The other great character is the party thief Cyric. He’s the best kind of burgeoning villain. Pragmatic rather than malevolent, he believes what he sees and not much else. He’s cynical, suspicious, and rational. One of the early introductory bits of history about Cyric involves him directly facing the Goddess Tymora, to whom he did not tithe a proper amount of gold. When asked whether or not he believes in her, and whether that is why he would not sacrifice to her, the response is basically, “If you’re not a goddess, you don’t deserve my gold; if you are a goddess you have no need for it, so why bother?” In a world like the Realms where the supernatural is so commonplace, the logic and rationality is actually quite refreshing. Cyric becomes a much larger fixture in the history of the Realms as a result of actions that occur during this trilogy, and giving him such a relateable grounding helps establish him later in the series.
Some strong opinions
The Avatar Trilogy turned out to be something of a polarizer for fans of the Forgotten Realms. It was once suggested to me by a source who will remain nameless that many of the changes these books made to the setting were done without much consulting with the other authors; a few works in progress had to be changed if not all but scrapped to account for the new state of things. This is where my almost certainly false idea about why the book was published under a pseudonym originates. It was also the catalyst for plenty of questions for various authors and other TSR staff at conventions for a few years following the publication of the series.

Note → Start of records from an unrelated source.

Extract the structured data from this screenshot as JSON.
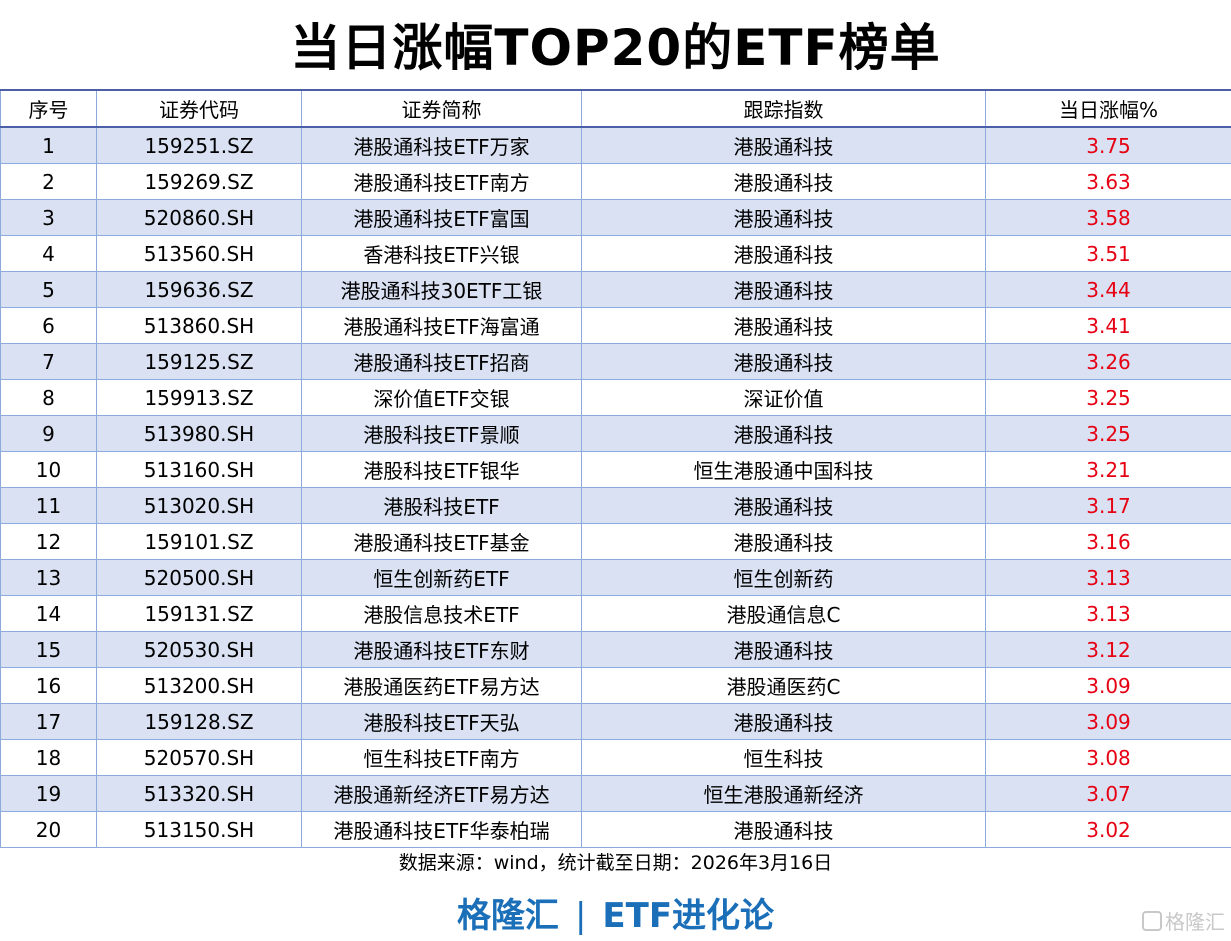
{
  "title": "当日涨幅TOP20的ETF榜单",
  "table": {
    "headers": [
      "序号",
      "证券代码",
      "证券简称",
      "跟踪指数",
      "当日涨幅%"
    ],
    "rows": [
      {
        "rank": "1",
        "code": "159251.SZ",
        "name": "港股通科技ETF万家",
        "index": "港股通科技",
        "change": "3.75"
      },
      {
        "rank": "2",
        "code": "159269.SZ",
        "name": "港股通科技ETF南方",
        "index": "港股通科技",
        "change": "3.63"
      },
      {
        "rank": "3",
        "code": "520860.SH",
        "name": "港股通科技ETF富国",
        "index": "港股通科技",
        "change": "3.58"
      },
      {
        "rank": "4",
        "code": "513560.SH",
        "name": "香港科技ETF兴银",
        "index": "港股通科技",
        "change": "3.51"
      },
      {
        "rank": "5",
        "code": "159636.SZ",
        "name": "港股通科技30ETF工银",
        "index": "港股通科技",
        "change": "3.44"
      },
      {
        "rank": "6",
        "code": "513860.SH",
        "name": "港股通科技ETF海富通",
        "index": "港股通科技",
        "change": "3.41"
      },
      {
        "rank": "7",
        "code": "159125.SZ",
        "name": "港股通科技ETF招商",
        "index": "港股通科技",
        "change": "3.26"
      },
      {
        "rank": "8",
        "code": "159913.SZ",
        "name": "深价值ETF交银",
        "index": "深证价值",
        "change": "3.25"
      },
      {
        "rank": "9",
        "code": "513980.SH",
        "name": "港股科技ETF景顺",
        "index": "港股通科技",
        "change": "3.25"
      },
      {
        "rank": "10",
        "code": "513160.SH",
        "name": "港股科技ETF银华",
        "index": "恒生港股通中国科技",
        "change": "3.21"
      },
      {
        "rank": "11",
        "code": "513020.SH",
        "name": "港股科技ETF",
        "index": "港股通科技",
        "change": "3.17"
      },
      {
        "rank": "12",
        "code": "159101.SZ",
        "name": "港股通科技ETF基金",
        "index": "港股通科技",
        "change": "3.16"
      },
      {
        "rank": "13",
        "code": "520500.SH",
        "name": "恒生创新药ETF",
        "index": "恒生创新药",
        "change": "3.13"
      },
      {
        "rank": "14",
        "code": "159131.SZ",
        "name": "港股信息技术ETF",
        "index": "港股通信息C",
        "change": "3.13"
      },
      {
        "rank": "15",
        "code": "520530.SH",
        "name": "港股通科技ETF东财",
        "index": "港股通科技",
        "change": "3.12"
      },
      {
        "rank": "16",
        "code": "513200.SH",
        "name": "港股通医药ETF易方达",
        "index": "港股通医药C",
        "change": "3.09"
      },
      {
        "rank": "17",
        "code": "159128.SZ",
        "name": "港股科技ETF天弘",
        "index": "港股通科技",
        "change": "3.09"
      },
      {
        "rank": "18",
        "code": "520570.SH",
        "name": "恒生科技ETF南方",
        "index": "恒生科技",
        "change": "3.08"
      },
      {
        "rank": "19",
        "code": "513320.SH",
        "name": "港股通新经济ETF易方达",
        "index": "恒生港股通新经济",
        "change": "3.07"
      },
      {
        "rank": "20",
        "code": "513150.SH",
        "name": "港股通科技ETF华泰柏瑞",
        "index": "港股通科技",
        "change": "3.02"
      }
    ]
  },
  "footer": {
    "source": "数据来源：wind，统计截至日期：2026年3月16日",
    "brand_left": "格隆汇",
    "brand_sep": "|",
    "brand_right": "ETF进化论",
    "watermark": "格隆汇"
  },
  "colors": {
    "change_text": "#e60012",
    "row_stripe": "#d9e1f2",
    "brand": "#1a6fb8",
    "border": "#8ea9db"
  }
}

As a lifelong reader of the Forgotten Realms, I don’t like a lot of what happened in this book and this trilogy. It just pushed so much existing lore out the window and replaced it for evidently no necessary reason. This is a lot like retconning a series to make a future mistake into truth. Instead they seem to be suggesting that they’d screwed up somewhere in earlier works and wanted to reset the world more to their liking, but the changes they went with remain very strange to me.

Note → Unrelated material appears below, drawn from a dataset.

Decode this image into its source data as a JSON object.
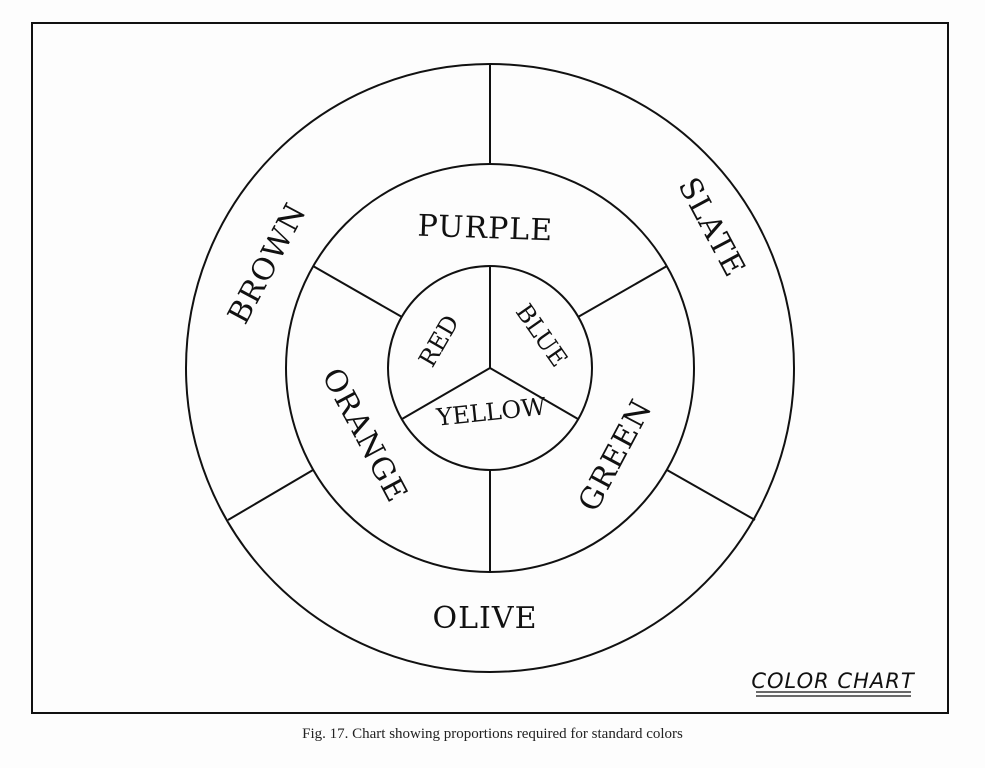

Why should you read this book?
If you enjoy epic fantasy without necessarily having to slog through 10+ books and thousands of pages, this is a great book for you. The whole trilogy is only about 1000 pages end to end and all done in the classic action-oriented realms style that made it so popular. Not to mention, you have Gods battling over cities, magic going awry throughout the world, and an intrepid band of heroes facing impossible odds to try and save the world from utter destruction.
It also serves as one of the more integral “realms history” books in the catalogue. So much changes with how the Realms function as a result of this series that in order to really understand a lot of events of later works, you need to understand what happened during this time. Many elements are referenced only obliquely from here on out, and if you don’t read it here, you might find certain things confusing or hard to follow down the road.
Whether you like, dislike or don’t care about the changes these books made to the setting, they are inarguably among the most important and impacting entries in the Forgotten Realms bibliography.